— Хельмут, прошу тебя. Мне надо здешний руссише куриозо учить, а не рутенский жаргон тех лет, когда вы с Бьярни учредили в Москве или Питере общество с неограниченной ответственностью. Как это — «Дипломаты без берегов».
— Насчёт предков — нисколько не жаргон, а голимый факт, — буркнул Торригаль. — Вблизи видать, что ткань древняя, а кожа и того пуще. Просто качество замечательное. А пояса и вообще древний рутенский импорт. Слуцкие, так называемые «литые». Практически из чистого золота. Надо же — в самой Литве, то бишь Беларуси, от них только рожки да ножки, а здесь сохранены в целости.
На их перепалку никто не обратил внимания — должно быть, из вежливости. Только девочки, что, натурально, устроились по бокам Эстрельи, изображая три лепестка французской лилии или тройку борзых, быстрокрылых лошадей, согласно устремили свои очи в направлении королевского взгляда, а потом улыбнулись друг другу.
— И должен вас предупредить, — торопливо закончил Хельмут. — Дружба, по слухам, у них уж больно тесная.
— Ясен пень, — сурово буркнул Юлька.
И всё бы этак плавненько сошло на тормозах, думал Фрейр-Юлиан, если бы нежные красавчики погостили при дворе хоть денька два-три. А то показались, заинтриговали и в тот же вечер отбыли восвояси. Либо денег на гостиницу не нашлось, либо — кошка такая, кошка сякая, кошка вольна гулять сама по себе и никому не даёт отчёта. Но вот девочкам отчёт понадобился: хотим продолжить знакомство, вынь да положь.
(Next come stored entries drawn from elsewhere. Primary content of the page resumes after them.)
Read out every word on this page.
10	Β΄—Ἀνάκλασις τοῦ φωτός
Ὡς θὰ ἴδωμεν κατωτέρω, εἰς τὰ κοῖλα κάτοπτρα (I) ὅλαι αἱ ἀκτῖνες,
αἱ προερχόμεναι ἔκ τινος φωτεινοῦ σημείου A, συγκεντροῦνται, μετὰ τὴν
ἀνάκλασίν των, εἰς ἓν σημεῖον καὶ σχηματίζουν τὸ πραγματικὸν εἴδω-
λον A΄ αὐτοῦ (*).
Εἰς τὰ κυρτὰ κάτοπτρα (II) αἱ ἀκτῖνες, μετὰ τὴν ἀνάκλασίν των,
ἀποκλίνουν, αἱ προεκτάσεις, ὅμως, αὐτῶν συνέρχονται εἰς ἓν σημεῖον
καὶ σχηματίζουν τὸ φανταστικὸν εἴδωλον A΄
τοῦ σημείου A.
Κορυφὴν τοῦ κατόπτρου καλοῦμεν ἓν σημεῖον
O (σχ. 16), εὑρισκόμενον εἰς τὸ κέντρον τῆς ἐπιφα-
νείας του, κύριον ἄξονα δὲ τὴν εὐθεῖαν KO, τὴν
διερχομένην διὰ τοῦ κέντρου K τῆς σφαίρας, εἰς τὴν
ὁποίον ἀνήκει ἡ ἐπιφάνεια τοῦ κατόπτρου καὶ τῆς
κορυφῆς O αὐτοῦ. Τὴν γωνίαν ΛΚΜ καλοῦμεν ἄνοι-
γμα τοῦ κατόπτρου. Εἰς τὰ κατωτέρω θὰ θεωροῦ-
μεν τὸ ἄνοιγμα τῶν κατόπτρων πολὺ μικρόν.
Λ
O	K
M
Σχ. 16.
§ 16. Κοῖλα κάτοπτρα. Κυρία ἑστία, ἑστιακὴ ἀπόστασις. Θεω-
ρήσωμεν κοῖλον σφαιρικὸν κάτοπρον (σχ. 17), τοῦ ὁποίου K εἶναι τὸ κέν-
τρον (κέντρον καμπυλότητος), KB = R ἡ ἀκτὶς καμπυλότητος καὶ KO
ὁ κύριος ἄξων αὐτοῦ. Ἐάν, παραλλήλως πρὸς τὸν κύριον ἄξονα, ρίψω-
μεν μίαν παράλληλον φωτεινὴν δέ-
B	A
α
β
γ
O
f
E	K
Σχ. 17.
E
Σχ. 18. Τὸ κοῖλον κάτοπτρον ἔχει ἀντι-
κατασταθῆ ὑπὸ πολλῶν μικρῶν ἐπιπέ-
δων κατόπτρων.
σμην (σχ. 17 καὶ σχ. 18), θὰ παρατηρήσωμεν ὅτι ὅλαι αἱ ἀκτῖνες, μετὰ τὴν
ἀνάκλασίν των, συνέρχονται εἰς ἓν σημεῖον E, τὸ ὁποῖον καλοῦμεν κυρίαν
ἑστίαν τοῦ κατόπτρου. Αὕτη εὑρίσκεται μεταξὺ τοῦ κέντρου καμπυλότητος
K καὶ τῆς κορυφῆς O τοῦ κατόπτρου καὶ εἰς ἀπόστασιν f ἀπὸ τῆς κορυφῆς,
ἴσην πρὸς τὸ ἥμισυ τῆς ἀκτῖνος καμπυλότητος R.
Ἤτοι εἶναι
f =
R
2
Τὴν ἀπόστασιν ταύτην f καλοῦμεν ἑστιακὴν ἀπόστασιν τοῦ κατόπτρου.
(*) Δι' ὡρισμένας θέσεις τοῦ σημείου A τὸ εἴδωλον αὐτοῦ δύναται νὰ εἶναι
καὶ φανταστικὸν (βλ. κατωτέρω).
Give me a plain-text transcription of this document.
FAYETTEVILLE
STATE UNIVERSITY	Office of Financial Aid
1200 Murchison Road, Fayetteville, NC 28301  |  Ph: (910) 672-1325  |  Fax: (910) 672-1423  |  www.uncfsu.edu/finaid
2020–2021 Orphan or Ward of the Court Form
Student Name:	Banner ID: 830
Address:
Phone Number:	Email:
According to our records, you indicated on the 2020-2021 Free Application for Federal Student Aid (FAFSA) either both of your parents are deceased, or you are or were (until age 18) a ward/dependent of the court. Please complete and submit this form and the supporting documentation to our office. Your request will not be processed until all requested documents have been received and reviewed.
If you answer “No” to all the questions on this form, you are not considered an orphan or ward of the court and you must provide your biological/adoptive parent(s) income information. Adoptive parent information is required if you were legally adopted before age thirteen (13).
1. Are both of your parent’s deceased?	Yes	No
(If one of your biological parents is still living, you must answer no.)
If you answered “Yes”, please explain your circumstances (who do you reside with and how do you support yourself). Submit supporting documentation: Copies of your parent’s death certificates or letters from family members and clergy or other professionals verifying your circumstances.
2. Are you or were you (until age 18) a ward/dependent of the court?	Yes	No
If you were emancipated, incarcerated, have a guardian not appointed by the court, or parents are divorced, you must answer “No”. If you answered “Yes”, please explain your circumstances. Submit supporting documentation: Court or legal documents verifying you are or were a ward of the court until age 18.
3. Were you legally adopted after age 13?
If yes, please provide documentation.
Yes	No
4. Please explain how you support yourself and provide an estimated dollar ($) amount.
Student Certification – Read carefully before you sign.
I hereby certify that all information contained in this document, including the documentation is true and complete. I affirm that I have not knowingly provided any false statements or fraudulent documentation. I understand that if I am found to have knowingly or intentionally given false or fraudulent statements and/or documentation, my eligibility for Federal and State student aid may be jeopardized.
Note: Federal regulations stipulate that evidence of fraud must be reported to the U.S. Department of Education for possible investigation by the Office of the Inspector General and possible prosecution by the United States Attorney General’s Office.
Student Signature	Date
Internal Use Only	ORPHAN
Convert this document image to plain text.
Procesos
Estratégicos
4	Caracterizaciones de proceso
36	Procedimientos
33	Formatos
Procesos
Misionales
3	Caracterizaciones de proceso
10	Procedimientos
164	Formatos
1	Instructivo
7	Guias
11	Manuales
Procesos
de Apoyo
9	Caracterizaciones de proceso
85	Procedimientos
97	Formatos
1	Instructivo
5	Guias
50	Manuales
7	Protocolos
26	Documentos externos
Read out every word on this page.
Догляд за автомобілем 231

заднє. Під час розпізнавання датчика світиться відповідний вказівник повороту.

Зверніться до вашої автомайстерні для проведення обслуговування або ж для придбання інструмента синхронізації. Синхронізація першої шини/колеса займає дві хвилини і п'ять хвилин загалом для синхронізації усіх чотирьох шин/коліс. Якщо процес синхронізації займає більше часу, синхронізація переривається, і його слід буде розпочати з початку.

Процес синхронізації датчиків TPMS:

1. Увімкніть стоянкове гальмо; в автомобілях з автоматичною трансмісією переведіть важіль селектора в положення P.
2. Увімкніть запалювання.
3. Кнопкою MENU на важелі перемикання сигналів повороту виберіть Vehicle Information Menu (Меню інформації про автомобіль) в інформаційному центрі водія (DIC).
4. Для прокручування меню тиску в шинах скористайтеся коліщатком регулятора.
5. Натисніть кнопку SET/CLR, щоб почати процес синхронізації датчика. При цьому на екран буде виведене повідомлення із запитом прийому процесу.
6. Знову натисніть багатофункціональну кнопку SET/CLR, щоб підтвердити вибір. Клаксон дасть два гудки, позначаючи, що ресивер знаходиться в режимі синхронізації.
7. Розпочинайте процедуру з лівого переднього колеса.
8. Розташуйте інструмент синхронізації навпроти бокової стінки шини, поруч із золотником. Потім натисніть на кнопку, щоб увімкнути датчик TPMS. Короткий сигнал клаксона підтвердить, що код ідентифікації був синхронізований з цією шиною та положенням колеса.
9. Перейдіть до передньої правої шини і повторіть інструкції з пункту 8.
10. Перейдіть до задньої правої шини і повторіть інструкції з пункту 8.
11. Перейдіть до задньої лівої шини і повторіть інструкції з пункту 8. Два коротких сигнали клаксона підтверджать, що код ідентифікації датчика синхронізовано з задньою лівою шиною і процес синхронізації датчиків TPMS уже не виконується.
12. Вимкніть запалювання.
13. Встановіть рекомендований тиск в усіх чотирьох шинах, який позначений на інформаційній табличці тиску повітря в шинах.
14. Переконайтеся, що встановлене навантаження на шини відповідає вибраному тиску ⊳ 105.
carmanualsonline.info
— Сразу видно царственную повадку, — комментировала Ма Эстрелья. — Мой характер.
— Бабушка! — воскликнул юный король (смех, а не бабушка: сама статная, худощавая, на руках и ногах изрядные мускулы, тянет разве что на тётку). — Какие ж они родичи? Старшая девица только числится за братом папы Кьярта. А младшая от вашего приёмного сына, повторяю — приёмного.
— Когда твой батюшка рассматривал дело Галины, дочери Алексея, и присуждал ей коралловый остров в океане, — неторопливо пояснила Эстрелья, — он назвал её потомство своим с левой стороны. Того и следует держаться. А левая сторона, как известно, — ближе всего к сердцу.
— И что же теперь — любому капризу этих бастардок потакать?
— Не капризу, но верховому чутью, — Эстрелья подняла к небу костлявый палец с длинным карминовым ногтем, только что не послюнила на манер мореходов — прознать, откуда ветер дует.
— Девочки не отступятся, — удручённо объяснил мессер Барбе Дарвильи на собранном наспех квазисемейном совете. — Я уж не рад был, что выманил их у матери. Всей командой крутили как хотели: по вантам лазают и со снастями управляются получше любого моряка, морским жаргоном так сыплют, что у любого боцмана искры из глаз, взгляд как выстрел из двойного арбалета, манеры победительные. Когда ты не сомневаешься, что тебя будут слушать и слушаться, — так обыкновенно и выходит. А если с первого раза не получилось, так можно и улыбнуться, и прощения медовым голоском попросить.
— Манипуляторши, — подытожил король. — Ну и как я рационализирую вызов?
— Прямей прямого, — отозвалась королева-мать. — Сюзерен имеет право дать вассалу поручение или понудить к браку. Особенно когда такие порочащие слухи и связи…
— Какие слухи?
— Соберём, труда не составит, — Торригаль поднялся с места, зашагал по внешнему ряду могутных кресел, почти таких же с виду, как королевское. — Вон этот будущий орденской гранмесье факт придерживает за пазухой увесистую пачку компромата. У Супремы на всех имелись досье, даже на неродившихся младенцев.
Барбе удручённо кивнул.
«Все забываю спросить — у него имя двойное или «Дарвильи» — это фамилия? — подумал король. — Вообще-то слишком похоже на Барбе д`Орвильи, великого денди-гея. Как его, любопытно, родная мама называла, пока в утробе рос?»
А вслух произнёс:
— На ком женить-то кавалеров собираемся?
— Да на самих девчонках, — ответила Эстрелья.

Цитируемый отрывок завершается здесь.